NEWMARKET COURT FILE NO.: DC-08-00090895-0000
DATE: 20090522
DIVISIONAL COURT
SUPERIOR COURT OF JUSTICE - ONTARIO
RE: 1079022 ONTARIO INC. cob as NICOLINI CONSTRUCTION and BRUNO NICOLINI - Plaintiffs (Respondents)
-vs-
MARKET LEADERSHIP INC. and ANTHONY GUIDO – Defendants (Appellants)
BEFORE: THE HON. MR. JUSTICE J.R. McISAAC
COUNSEL: Barry S. Greenberg, for the Plaintiffs (Respondents)
Alfred S. Schorr, for the Defendants (Appellants)
HEARD: March 18, 2009
ENDORSEMENT
ON APPEAL FROM THE JUDGMENT OF DEPUTY JUDGE J. GILLESPIE
DATED JULY 15, 2008
[1] The appellants advance three arguments against the judgment herein.
[2] First, they challenge the finding that Mr. Guido was “carrying on business” as a mortgage broker when he prepared the Professional Marketing Package (“PMP”) for the purpose of obtaining financing in the range of 4.5 to 5.5 million dollars for the 45 unit retirement residence project: see S.1(1) of the Mortgage Brokers Act, R.S.O. 1990, c. M.39 (“the Act”). This definition incorporates the concept of “dealing in mortgages” which, in turn, has been interpreted to include acting between two persons: see 3173763 Canada Inc. v. Armcorp 4-8 Ltd. (1997), 50 C.B.R. (3d) 23 (Ont. Gen.Div) at para. 15. In the result, I find no merit to this ground of appeal.
[3] Second, the appellants allege error in finding that the preparation of the PMP formed an integral step in the process of obtaining mortgage financing for this project. I am satisfied there was ample evidence before the trial judge to justify this conclusion. The fact that she may have misapprehended the evidence when Mr. Guido testified that he was able to arrange two other projects without the placement of mortgage financing is of little moment given the abundance of evidence of his attempts to arrange mortgage financing for this project. I reject this ground of appeal.

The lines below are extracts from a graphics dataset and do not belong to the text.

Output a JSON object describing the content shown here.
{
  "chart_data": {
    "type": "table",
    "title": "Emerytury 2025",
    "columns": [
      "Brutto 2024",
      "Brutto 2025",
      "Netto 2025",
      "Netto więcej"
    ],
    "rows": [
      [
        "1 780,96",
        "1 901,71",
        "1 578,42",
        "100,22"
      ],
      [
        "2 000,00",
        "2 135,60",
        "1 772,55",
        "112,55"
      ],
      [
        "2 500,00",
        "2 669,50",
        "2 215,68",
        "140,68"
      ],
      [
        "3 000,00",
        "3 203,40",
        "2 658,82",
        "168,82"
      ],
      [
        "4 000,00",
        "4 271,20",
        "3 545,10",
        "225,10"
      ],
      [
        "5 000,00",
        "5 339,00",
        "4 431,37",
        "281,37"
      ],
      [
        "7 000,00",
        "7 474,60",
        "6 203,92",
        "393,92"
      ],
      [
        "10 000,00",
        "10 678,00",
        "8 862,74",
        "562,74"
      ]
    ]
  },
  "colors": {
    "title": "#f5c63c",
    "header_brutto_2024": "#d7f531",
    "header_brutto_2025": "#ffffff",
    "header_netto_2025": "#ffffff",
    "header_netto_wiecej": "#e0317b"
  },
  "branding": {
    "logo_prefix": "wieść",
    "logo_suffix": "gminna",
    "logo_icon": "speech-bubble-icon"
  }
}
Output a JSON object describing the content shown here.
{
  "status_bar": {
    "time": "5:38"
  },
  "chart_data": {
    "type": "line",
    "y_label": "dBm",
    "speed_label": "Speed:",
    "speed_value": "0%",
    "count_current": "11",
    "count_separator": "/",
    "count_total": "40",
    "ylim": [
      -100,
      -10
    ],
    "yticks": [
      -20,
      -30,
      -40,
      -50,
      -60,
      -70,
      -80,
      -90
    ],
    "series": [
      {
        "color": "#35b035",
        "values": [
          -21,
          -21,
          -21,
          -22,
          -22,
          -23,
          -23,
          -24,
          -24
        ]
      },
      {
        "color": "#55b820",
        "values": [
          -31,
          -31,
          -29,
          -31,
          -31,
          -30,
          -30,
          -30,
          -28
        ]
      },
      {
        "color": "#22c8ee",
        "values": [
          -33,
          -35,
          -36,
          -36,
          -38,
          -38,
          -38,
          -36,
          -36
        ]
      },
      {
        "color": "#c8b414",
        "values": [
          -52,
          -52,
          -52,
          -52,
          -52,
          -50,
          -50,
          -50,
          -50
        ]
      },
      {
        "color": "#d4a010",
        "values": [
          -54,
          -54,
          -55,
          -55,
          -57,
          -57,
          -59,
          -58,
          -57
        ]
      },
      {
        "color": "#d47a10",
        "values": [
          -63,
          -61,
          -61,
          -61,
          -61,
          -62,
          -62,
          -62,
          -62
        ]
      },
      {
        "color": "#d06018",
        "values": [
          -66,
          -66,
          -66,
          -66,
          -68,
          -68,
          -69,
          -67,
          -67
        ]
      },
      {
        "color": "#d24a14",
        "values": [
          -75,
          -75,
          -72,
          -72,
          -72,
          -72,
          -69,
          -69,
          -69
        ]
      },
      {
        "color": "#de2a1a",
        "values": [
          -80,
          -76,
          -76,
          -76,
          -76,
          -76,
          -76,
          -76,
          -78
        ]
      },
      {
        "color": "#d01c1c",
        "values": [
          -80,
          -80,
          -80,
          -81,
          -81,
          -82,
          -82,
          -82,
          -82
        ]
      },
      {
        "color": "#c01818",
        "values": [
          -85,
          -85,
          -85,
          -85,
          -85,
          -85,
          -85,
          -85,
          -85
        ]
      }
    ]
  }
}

[4] Finally, the appellants suggest that it was erroneous on the part of the trial judge to find the appellants disqualified from collecting this $10,000 fee in default of registration as brokers under the Act. They point to the absence of any specific disqualification as exists in other legislation such as the Real Estate and Business Brokers Act, 2002, S.O. 202, c.30, Sched. C, s.9 which states:
No action shall be brought for commission or other remuneration for services in connection with a trade in real estate unless at the time of rendering the services the person bringing the action was registered or exempt from registration under this Act and the court may stay any such action upon motion.[^1]
[5] I have not been persuaded that the trial judge erred in finding the appellants disentitled to collect this fee for this reason. My reading of the Act supports the proposition that it creates an elaborate regulatory scheme to protect the public from incompetent or unscrupulous mortgage brokers. Supervision by way of registration is the “raison d’être” of the legislation. I am satisfied it would be contrary to public policy to permit these appellants to enforce payment of this fee: see Still v. M.N.R. (1997), 154 D.L.R. (4th) 229 (Fed. C.A.). This is not, in any sense, like the technical breach of the registration requirements of the Ontario New Home Warranties Plan as existed in Beer v. Townsgate I Ltd. (1998), 36 O.R. (3d) 136 (C.A.). This ground of appeal also fails.
[6] For all of these reasons, the appeal is dismissed and the award of $10,000 is confirmed. It is agreed the additional award of $700 for GST was made without jurisdiction as it exceeded the monetary limits of the Small Claims Court. Having received counsel’s anticipatory submissions as to costs and given the success achieved, I award the respondents their costs of the appeal in the fixed amount of $5,000 inclusive of GST and disbursements.
McISAAC, J.
DATE: May 22, 2009
[^1]: Although not applicable to this litigation, it is noteworthy that there now exists such a disqualification for mortgage brokers in the absence of registration: see the Mortgage Brokerages, Lenders and Administrators Act, 2006, S.O. 2006, c.29, s.12.